Over the years, Ninkasi gradually took over the lot, and then demolished the building to build a 30-barrel (?) brewery and taproom. “The beer changed,” said everybody. They were right, even though it wasn’t necessarily a pejorative statement.
Ninkasi grew and grew. Some people said they were “gentrifying the neighborhood,” which meant that they were bringing foot traffic and commerce to local businesses, and the fucking tweakers didn’t rule the ‘hood anymore. People complained about “the smell,” which is similar to that of nearby Grain Millers. Basically, most of the complaints were baseless and reactionary. People thought they’d sold out, when in fact they did the opposite: ditch its distributor Western Beverage (owned by AB/Inbev) when AB bought Elysian and 10 Barrel. Ninkasi has always been supportive of the community, from donations to local nonprofits to hosting the local homebrew club meetings.

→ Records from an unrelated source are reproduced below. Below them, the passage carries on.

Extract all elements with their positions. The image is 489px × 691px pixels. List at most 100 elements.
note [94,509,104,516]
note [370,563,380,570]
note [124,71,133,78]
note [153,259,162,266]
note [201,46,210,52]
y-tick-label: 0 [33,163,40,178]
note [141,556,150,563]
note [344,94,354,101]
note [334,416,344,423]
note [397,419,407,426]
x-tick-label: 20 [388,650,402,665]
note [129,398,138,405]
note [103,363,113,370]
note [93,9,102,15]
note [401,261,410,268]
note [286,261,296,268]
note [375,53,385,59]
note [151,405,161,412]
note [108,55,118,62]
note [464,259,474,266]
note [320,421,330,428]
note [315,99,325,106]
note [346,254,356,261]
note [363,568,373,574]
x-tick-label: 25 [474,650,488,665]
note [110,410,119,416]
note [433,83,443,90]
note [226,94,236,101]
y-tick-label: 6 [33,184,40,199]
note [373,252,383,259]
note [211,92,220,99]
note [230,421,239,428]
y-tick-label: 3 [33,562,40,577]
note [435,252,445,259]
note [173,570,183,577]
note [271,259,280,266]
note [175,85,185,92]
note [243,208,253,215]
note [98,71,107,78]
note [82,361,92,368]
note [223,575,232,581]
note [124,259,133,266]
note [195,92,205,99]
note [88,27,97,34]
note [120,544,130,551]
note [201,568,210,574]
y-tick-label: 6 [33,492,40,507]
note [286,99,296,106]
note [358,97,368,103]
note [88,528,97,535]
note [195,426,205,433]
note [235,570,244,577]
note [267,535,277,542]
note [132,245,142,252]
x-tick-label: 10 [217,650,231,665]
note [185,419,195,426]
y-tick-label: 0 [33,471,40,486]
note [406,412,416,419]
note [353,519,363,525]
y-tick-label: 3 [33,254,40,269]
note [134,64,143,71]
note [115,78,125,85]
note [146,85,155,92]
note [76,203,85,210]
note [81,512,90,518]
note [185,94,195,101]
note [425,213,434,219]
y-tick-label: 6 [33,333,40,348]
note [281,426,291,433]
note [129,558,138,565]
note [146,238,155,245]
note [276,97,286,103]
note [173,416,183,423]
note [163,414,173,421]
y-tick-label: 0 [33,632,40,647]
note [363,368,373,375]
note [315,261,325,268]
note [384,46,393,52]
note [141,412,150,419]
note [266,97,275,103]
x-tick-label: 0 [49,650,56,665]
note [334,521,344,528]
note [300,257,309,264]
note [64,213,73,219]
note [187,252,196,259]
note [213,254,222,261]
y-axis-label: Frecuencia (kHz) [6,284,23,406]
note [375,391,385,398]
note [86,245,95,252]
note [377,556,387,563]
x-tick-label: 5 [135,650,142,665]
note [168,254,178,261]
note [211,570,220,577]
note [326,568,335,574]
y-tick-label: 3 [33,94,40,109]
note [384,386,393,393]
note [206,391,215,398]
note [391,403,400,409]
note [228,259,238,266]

Ninkasi’s beer is good. Some of it is great. Sometimes, with efforts to brand itself one way or another, the marketing got ahead of the beer. Many beer geeks miss the Prismatic lager series, with beauties like Lady of Avalon dunkel coming and going like a mirage. The flagship Total Domination IPA was the first of its kind in town, and has stayed true to its roots with a deeper color and more prominent bitterness than the modern iterations of the style. A new pilot program called the Whiteaker Series is getting at the brewers’ creative sides again.
Right now, the brewery is preparing to close the tasting room and move its retail space into a new restaurant in the Admin building, further north on Blair.